Harold K. Douthit is chairman and chief executive officer of Douthit Communications, Inc., an Ohio-based company that produces 26 publications, including award-winning community newspapers, specialty newspapers and a group of real estate magazines serving the Great Lakes and Southwest regions. He has devoted his career to serving an under-served market, the suburbs, and pioneered in the development of new printing technology that gave newspapers the production speed and efficiency to compete with electronic media. His ten award-winning weekly newspapers in Ohio have been called "models of superior writing and keen coverage of local events" by the Ohio Newspaper Association. His flagship paper, The Chagrin Valley Times, won the General Excellence Award as Ohio's finest weekly newspaper five consecutive years. His own weekly column has received the association's top award for column writing. Mr. Douthit is a founder and chairman of the Ohio Coalition for Open Government, which champions freedom of information issues. He pressed for passage of a bill before the State Legislature that would establish the nation's most comprehensive law requiring open government records and led the Ohio Coalition for Open Government in its efforts to bring a landmark case before Ohio's highest court to require government agencies to make records available to the press and public.

John L. Hulteng (1921-1996), journalist, educator and author, was a legend in journalism education. A newspaperman for ten years in the Midwest and on the East Coast, he resigned as editorial page editor of The Providence Journal and Bulletin to join the faculty of the University of Oregon at Eugene in 1955. He remained on the Oregon faculty for 22 years, serving as dean for seven of them. He was a professor at Stanford University for nine years before retiring in 1986, and also served for a year as assistant director of the Communication Institute of the East-West Center at the University of Hawaii. He was the author of seven books on journalism and journalism ethics, including textbooks used in more than 100 universities.
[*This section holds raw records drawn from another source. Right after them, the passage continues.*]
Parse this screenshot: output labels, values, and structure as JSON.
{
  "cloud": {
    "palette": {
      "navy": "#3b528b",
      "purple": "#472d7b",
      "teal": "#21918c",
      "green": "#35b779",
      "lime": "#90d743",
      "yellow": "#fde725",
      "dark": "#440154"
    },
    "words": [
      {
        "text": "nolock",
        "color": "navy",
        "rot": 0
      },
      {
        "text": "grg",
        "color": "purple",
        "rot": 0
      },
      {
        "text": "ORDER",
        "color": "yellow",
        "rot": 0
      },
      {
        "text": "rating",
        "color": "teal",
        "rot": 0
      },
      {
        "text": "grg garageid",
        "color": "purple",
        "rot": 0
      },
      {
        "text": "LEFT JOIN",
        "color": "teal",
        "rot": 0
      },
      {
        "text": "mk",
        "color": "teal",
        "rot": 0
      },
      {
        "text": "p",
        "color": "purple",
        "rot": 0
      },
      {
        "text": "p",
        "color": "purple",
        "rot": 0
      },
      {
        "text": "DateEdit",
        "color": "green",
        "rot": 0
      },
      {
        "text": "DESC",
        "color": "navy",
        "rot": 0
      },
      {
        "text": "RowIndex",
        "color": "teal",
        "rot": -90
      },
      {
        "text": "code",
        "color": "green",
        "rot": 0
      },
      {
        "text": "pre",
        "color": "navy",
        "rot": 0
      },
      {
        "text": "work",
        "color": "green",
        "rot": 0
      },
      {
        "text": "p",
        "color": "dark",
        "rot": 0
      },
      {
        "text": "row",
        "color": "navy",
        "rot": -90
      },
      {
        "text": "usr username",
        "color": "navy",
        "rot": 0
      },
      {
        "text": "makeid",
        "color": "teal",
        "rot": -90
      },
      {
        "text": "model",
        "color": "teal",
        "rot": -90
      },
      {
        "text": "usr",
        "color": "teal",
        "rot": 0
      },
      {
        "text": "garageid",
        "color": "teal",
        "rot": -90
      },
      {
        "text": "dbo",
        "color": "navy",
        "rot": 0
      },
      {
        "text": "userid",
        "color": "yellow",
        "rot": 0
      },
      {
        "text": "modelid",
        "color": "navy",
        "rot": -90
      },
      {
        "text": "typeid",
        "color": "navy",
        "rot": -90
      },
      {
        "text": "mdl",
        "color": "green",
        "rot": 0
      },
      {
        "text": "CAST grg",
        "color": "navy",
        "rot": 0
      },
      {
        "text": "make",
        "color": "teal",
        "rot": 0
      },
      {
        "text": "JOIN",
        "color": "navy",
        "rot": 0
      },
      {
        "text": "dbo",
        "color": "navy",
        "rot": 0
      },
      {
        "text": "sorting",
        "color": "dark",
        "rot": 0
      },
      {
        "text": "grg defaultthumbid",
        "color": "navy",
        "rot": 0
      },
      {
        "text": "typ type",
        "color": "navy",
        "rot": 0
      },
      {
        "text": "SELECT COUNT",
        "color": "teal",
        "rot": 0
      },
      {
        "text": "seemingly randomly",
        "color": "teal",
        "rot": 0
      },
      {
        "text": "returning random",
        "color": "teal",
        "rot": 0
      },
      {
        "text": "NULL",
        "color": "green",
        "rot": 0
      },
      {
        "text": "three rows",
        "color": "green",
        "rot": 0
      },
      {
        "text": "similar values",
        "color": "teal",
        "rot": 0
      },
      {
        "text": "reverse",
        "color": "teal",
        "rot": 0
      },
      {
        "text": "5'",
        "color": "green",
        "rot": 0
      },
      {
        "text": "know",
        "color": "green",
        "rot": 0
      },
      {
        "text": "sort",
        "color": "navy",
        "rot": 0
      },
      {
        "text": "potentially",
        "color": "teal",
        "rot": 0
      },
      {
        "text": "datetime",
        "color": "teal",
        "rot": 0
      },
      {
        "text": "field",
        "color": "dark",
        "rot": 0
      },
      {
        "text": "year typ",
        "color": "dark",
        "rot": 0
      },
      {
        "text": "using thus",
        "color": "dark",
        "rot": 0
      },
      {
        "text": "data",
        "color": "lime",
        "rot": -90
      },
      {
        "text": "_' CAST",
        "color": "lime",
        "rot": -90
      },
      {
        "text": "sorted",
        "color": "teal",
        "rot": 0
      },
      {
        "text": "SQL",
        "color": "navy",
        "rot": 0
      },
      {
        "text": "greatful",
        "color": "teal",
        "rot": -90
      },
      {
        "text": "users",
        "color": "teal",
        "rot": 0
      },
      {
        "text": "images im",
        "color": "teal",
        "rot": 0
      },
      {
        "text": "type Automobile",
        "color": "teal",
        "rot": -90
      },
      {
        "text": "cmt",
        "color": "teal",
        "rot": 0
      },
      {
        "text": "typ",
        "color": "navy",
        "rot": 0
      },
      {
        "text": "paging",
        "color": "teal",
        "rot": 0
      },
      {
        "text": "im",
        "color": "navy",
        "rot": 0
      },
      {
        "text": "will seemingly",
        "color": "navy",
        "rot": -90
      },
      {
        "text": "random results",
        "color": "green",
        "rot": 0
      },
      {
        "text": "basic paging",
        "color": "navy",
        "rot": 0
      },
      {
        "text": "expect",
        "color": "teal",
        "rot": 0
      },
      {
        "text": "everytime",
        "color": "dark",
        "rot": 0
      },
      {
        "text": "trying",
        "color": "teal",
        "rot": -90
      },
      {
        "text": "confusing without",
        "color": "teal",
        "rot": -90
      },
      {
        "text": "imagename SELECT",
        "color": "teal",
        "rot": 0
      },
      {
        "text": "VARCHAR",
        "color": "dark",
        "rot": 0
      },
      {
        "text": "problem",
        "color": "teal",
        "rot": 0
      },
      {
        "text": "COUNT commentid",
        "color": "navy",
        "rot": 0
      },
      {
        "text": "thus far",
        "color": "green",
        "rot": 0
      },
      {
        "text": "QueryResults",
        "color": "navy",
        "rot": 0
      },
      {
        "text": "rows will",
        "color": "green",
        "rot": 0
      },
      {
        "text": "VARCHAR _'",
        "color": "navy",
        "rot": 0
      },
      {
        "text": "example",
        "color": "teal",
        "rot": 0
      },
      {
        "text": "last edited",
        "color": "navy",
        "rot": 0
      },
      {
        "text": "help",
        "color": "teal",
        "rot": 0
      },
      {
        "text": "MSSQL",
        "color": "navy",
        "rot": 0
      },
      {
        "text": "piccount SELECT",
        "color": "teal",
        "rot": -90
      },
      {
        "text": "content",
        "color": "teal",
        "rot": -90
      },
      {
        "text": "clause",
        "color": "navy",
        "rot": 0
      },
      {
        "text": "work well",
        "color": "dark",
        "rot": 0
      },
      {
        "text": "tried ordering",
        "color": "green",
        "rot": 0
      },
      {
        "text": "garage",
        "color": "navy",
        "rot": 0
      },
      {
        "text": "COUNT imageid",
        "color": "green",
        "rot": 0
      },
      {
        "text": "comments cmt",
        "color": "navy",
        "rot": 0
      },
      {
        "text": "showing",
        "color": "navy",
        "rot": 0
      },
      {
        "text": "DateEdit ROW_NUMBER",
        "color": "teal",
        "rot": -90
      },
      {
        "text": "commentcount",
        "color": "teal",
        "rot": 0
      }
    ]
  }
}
One of his books, commissioned by the American Society of Newspaper Editors, was an ethics handbook used in newspaper offices throughout the country. It has recently been reissued in seven foreign languages. An editorial in The Register-Guard of Eugene, Ore., March 13 noting his passing and praising his contributions called his book, The Opinion Function, "The best American book on the peculiar craft of editorial writing." Mr. Hulteng was a Nieman Fellow at Harvard and received numerous awards for teaching and for service to journalism. The University of North Dakota, where he earned his undergraduate degree, gave him its Distinguished Service Award in 1972. He was an honorary lifetime member of the Oregon Newspaper Publishers Association. He was president of the American Association of Schools and Departments of Journalism in 1966-67.